Call & Response [2021]

reclaimed wool on latch hook canvas, 70x55cm
Finalist, 2021 Kudos Emerging Artist + Designer Award
Exhibited at BONFIRE, Flow Studios, curated by Levent Kaya


'Call and Response' reminisces on corrupted messages, 11am pressers, crop circles and bureaucratic futurity.



            Evocative of fields of wheat and early computing punched cards, the Ghiordes knotting used depicts a three-minute interstellar radio message sent in 1974 from the now-decommissioned Arecibo Observatory and the Arecibo answer 'hoax' received in 2001 near Chilbolton radio telescope in the UK. Expected to arrive in the globular star cluster M13 in the year 26,974 CE, thanks to its low image resolution, the message becomes practically illegible and indecipherable to extra-terrestrials attaching any meaning to it. Traditional Scandinavian rya/rüiu/ryijy short pile knotting, once used to make knotted pile bedcovers for mariners, is utilised to consider what humanity looks like to a galaxy 22,180 light years away. 

Beyond the messages unashamedly naïve optimism and form over function, the message becomes a call to action for ourselves, asking us what comfort can we find knowing we are alone when the universe constantly leaves our messages on read. How do these stories and hopes of optimism and futurity collectivise and unify humans within an expansive unending void...but I suppose more importantly, do we even care if anyone listens?




Call and Response’ began one of those “lockdown projects” which initially began when the Tokyo 2021 Olympics started and continued sporadically across several months, backgrounded by many shows including three seasons of OITNB, some of my favourite album releases in a long time and multiple political flash points. It took inspiration from an untitled rüiu seinavaip [wall carpet aka tapestry] purchased by my Vanamamma in 1971 by local weaver Marta Kond. A familiar sight in many Estonian and Eastern European homes, wall carpets are extremely evocative of hygge spaces and retro aesthetics.


Stuck at home, lockdown inspired me to finally use the wool gifted to me by Maie Barrow and the latch hook canvas donated to me by Mai Buchert.
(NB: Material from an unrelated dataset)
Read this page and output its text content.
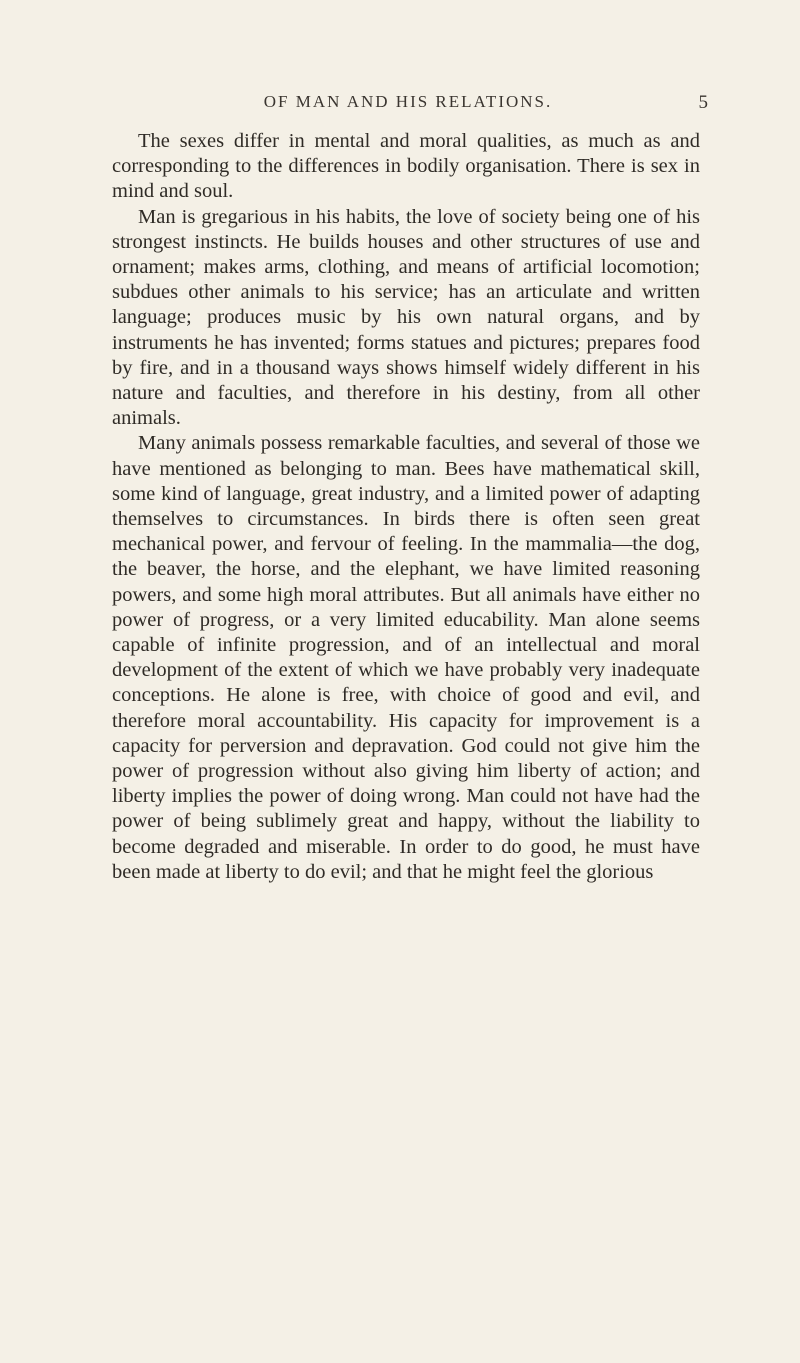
OF MAN AND HIS RELATIONS.	5

The sexes differ in mental and moral qualities, as much as and corresponding to the differences in bodily organisation. There is sex in mind and soul.

Man is gregarious in his habits, the love of society being one of his strongest instincts. He builds houses and other structures of use and ornament; makes arms, clothing, and means of artificial locomotion; subdues other animals to his service; has an articulate and written language; produces music by his own natural organs, and by instruments he has invented; forms statues and pictures; prepares food by fire, and in a thousand ways shows himself widely different in his nature and faculties, and therefore in his destiny, from all other animals.

Many animals possess remarkable faculties, and several of those we have mentioned as belonging to man. Bees have mathematical skill, some kind of language, great industry, and a limited power of adapting themselves to circumstances. In birds there is often seen great mechanical power, and fervour of feeling. In the mammalia—the dog, the beaver, the horse, and the elephant, we have limited reasoning powers, and some high moral attributes. But all animals have either no power of progress, or a very limited educability. Man alone seems capable of infinite progression, and of an intellectual and moral development of the extent of which we have probably very inadequate conceptions. He alone is free, with choice of good and evil, and therefore moral accountability. His capacity for improvement is a capacity for perversion and depravation. God could not give him the power of progression without also giving him liberty of action; and liberty implies the power of doing wrong. Man could not have had the power of being sublimely great and happy, without the liability to become degraded and miserable. In order to do good, he must have been made at liberty to do evil; and that he might feel the glorious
I have long been a fan of rug making and tapestry and being exposed to the litany of rug tufting videos across TikTok and YouTube during lockdown inspired me to finally take a shot at my own latch hook shag/rüiu/ryijy/rya/taatit rug.

This slow, methodical process of making the rüiu provided a sense of measured rhythm during a time when much was uncertain and things kept moving quickly. Like the historical rüiu was once used as a bedspread for mariners at sea, these long banner-like rugs offered comfort and steadiness in a surreal moment.